The Atlantic

Why U.S. Presidents Stopped Secretly Taping Their Conversations

Franklin Delano Roosevelt, Richard Nixon, and others in between generated thousands of hours of audio from meetings and telephone calls. Is Donald Trump reviving that practice?
Source: William J. Smith / AP

What did the president say? And how did he say it?

These riffs on the questions that Republican Senator Howard Baker asked during the Watergate hearings help frame the current political moment in America. Whether they apply to President Trump’s alleged request for loyalty from then-FBI Director James Comey, or his Oval Office remarks to senior Russian officials about sensitive intelligence matters, or his reported attempt to steer the FBI away from investigating former National Security Adviser Michael Flynn, they are at the center of a national drama that threatens to unravel the Trump administration within its first five months in office.

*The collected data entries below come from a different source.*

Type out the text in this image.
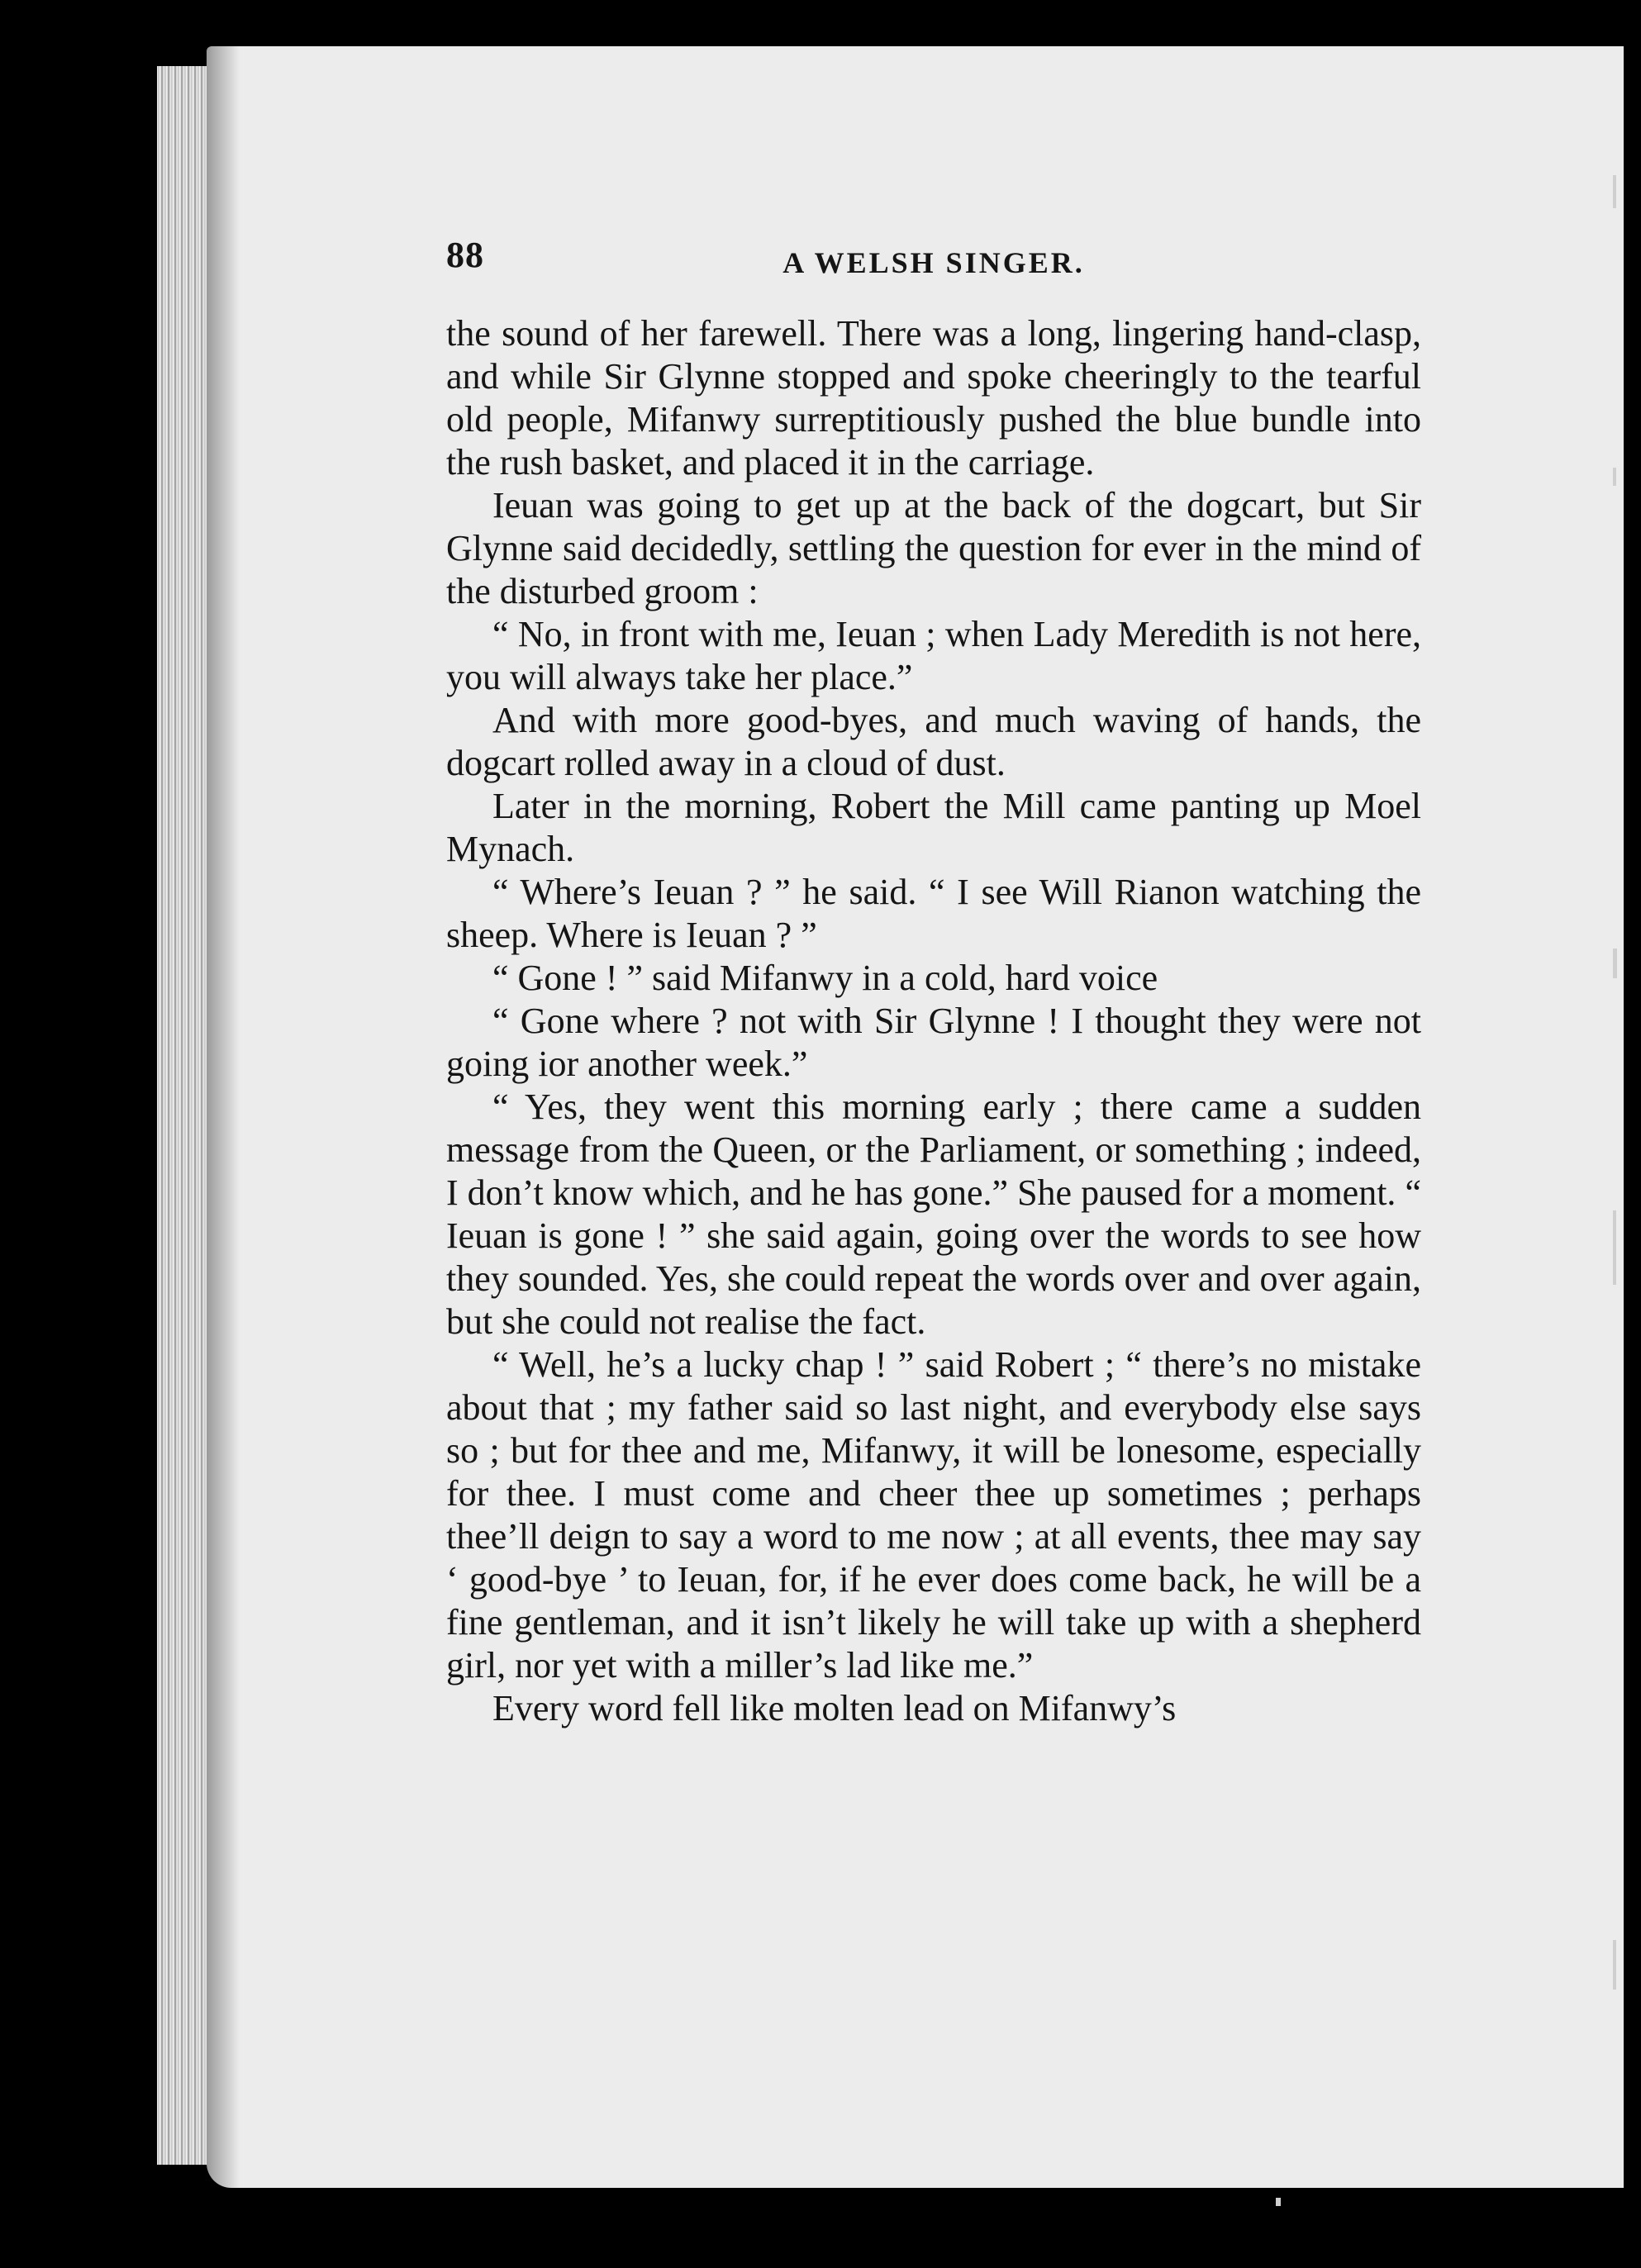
88	A WELSH SINGER.

the sound of her farewell. There was a long, lingering hand-clasp, and while Sir Glynne stopped and spoke cheeringly to the tearful old people, Mifanwy surreptitiously pushed the blue bundle into the rush basket, and placed it in the carriage.

Ieuan was going to get up at the back of the dogcart, but Sir Glynne said decidedly, settling the question for ever in the mind of the disturbed groom :

“ No, in front with me, Ieuan ; when Lady Meredith is not here, you will always take her place.”

And with more good-byes, and much waving of hands, the dogcart rolled away in a cloud of dust.

Later in the morning, Robert the Mill came panting up Moel Mynach.

“ Where’s Ieuan ? ” he said. “ I see Will Rianon watching the sheep. Where is Ieuan ? ”

“ Gone ! ” said Mifanwy in a cold, hard voice

“ Gone where ? not with Sir Glynne ! I thought they were not going ior another week.”

“ Yes, they went this morning early ; there came a sudden message from the Queen, or the Parliament, or something ; indeed, I don’t know which, and he has gone.” She paused for a moment. “ Ieuan is gone ! ” she said again, going over the words to see how they sounded. Yes, she could repeat the words over and over again, but she could not realise the fact.

“ Well, he’s a lucky chap ! ” said Robert ; “ there’s no mistake about that ; my father said so last night, and everybody else says so ; but for thee and me, Mifanwy, it will be lonesome, especially for thee. I must come and cheer thee up sometimes ; perhaps thee’ll deign to say a word to me now ; at all events, thee may say ‘ good-bye ’ to Ieuan, for, if he ever does come back, he will be a fine gentleman, and it isn’t likely he will take up with a shepherd girl, nor yet with a miller’s lad like me.”

Every word fell like molten lead on Mifanwy’s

What makes them not only fundamental to the investigations now enveloping the White House, but also tantalizing for Trump critics to pose is the possibility that someone might actually be able to answer them.

In a tweet earlier this month, Trump the idea that he’d recorded discussions with Comey—he “better hope that there are no ‘tapes’ of our conversations before he starts leaking to the press!”—and launched much speculation over the goods he might have on others with whom he’s consulted in the White House. It’s still unknown whether any such tapes exist. But if they do, it would mark the first confirmed instance of a practice that, presumably, had been long abandoned by American presidents—and, given its impact on Richard Nixon, for good reason.